Cut-to-length logging (CTL) is a mechanized harvesting system in which trees are delimbed and cut to length directly at the stump. CTL is typically a two-man, two-machine operation with a harvester felling, delimbing, and bucking trees and a forwarder transporting the logs from the felling to a landing area close to a road accessible by trucks.

CTL is the primary logging method in European countries, while full-tree logging and the even older technique of tree-length logging are more popular in North America and less developed countries, where tree sizes can exceed the capacity of the harvester's felling head, i.e., tree stems with a butt diameter of over 90 centimeters. CTL lends itself to timber harvesting in plantation forestry where stems are often harvested before they reach large dimensions.

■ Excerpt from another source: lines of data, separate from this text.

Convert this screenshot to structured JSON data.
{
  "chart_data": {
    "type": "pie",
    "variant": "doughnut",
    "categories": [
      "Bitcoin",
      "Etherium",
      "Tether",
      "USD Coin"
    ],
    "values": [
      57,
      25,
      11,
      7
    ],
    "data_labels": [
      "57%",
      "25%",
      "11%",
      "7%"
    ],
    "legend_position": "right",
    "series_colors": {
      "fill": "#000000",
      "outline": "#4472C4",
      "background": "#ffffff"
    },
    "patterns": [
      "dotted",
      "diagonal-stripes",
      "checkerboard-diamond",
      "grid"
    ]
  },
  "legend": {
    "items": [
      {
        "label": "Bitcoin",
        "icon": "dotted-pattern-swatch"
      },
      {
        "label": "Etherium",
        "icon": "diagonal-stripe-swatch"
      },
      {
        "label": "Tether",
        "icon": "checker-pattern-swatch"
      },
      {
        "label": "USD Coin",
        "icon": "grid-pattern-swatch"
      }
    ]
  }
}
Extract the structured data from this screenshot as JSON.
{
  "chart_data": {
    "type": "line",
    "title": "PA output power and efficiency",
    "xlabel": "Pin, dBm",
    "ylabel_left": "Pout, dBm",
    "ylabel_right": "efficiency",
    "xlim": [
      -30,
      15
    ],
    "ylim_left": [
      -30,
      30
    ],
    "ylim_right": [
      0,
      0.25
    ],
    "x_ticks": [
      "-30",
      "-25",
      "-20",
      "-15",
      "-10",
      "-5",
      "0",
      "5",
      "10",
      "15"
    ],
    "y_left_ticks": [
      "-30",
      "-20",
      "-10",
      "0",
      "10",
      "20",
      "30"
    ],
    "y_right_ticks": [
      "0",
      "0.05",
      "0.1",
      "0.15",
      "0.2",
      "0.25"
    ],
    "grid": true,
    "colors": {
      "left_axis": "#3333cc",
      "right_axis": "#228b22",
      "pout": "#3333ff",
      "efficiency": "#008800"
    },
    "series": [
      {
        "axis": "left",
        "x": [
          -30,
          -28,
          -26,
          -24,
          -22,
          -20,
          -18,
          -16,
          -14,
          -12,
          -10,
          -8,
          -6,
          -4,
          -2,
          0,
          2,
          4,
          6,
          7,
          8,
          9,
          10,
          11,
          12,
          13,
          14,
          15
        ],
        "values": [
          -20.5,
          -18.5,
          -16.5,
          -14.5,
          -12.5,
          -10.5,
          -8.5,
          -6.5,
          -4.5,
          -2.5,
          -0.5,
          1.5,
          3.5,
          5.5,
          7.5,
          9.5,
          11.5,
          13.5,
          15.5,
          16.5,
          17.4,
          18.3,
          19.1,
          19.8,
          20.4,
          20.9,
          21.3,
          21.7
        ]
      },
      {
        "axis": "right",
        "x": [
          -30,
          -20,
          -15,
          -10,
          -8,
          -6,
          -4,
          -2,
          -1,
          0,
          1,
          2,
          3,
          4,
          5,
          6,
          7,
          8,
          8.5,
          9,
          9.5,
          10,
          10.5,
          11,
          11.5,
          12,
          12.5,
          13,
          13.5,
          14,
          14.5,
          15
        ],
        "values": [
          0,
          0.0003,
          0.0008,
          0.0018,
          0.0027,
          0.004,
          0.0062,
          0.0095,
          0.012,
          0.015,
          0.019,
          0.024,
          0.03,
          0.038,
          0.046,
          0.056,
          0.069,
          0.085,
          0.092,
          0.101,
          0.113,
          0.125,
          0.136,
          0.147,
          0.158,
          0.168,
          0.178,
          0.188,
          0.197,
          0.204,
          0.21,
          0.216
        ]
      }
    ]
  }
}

==Advantages compared to full-tree logging==
- Cleaner wood since the logs are not skidded on the ground to the landing (in tree length more than full tree)
- More fresh wood (in tree length more than full tree)
- Less damage to retained trees in thinning operations
- Typically requires fewer types of machines in an operation
- No need to clear large landings close to the road
- Greater personnel safety due to enclosed/protected machine cabs
- More environmentally friendly due to:
  - less soil disturbance than in skidding operations (if improper skidding practices take place)
  - no slash dumped at the landing
  - higher retention of foliar nutrients within the harvested area

==Disadvantages compared to full-tree logging==
- Somewhat higher capital cost per volume when used in large scale clear cuts
- Use of more advanced technology requires more operator knowledge and training

==Cost==
The capital costs for a typical CTL operation, with one harvester and one forwarder, are quite high. The price of a pair of machines alone are approx. US$1,000,000.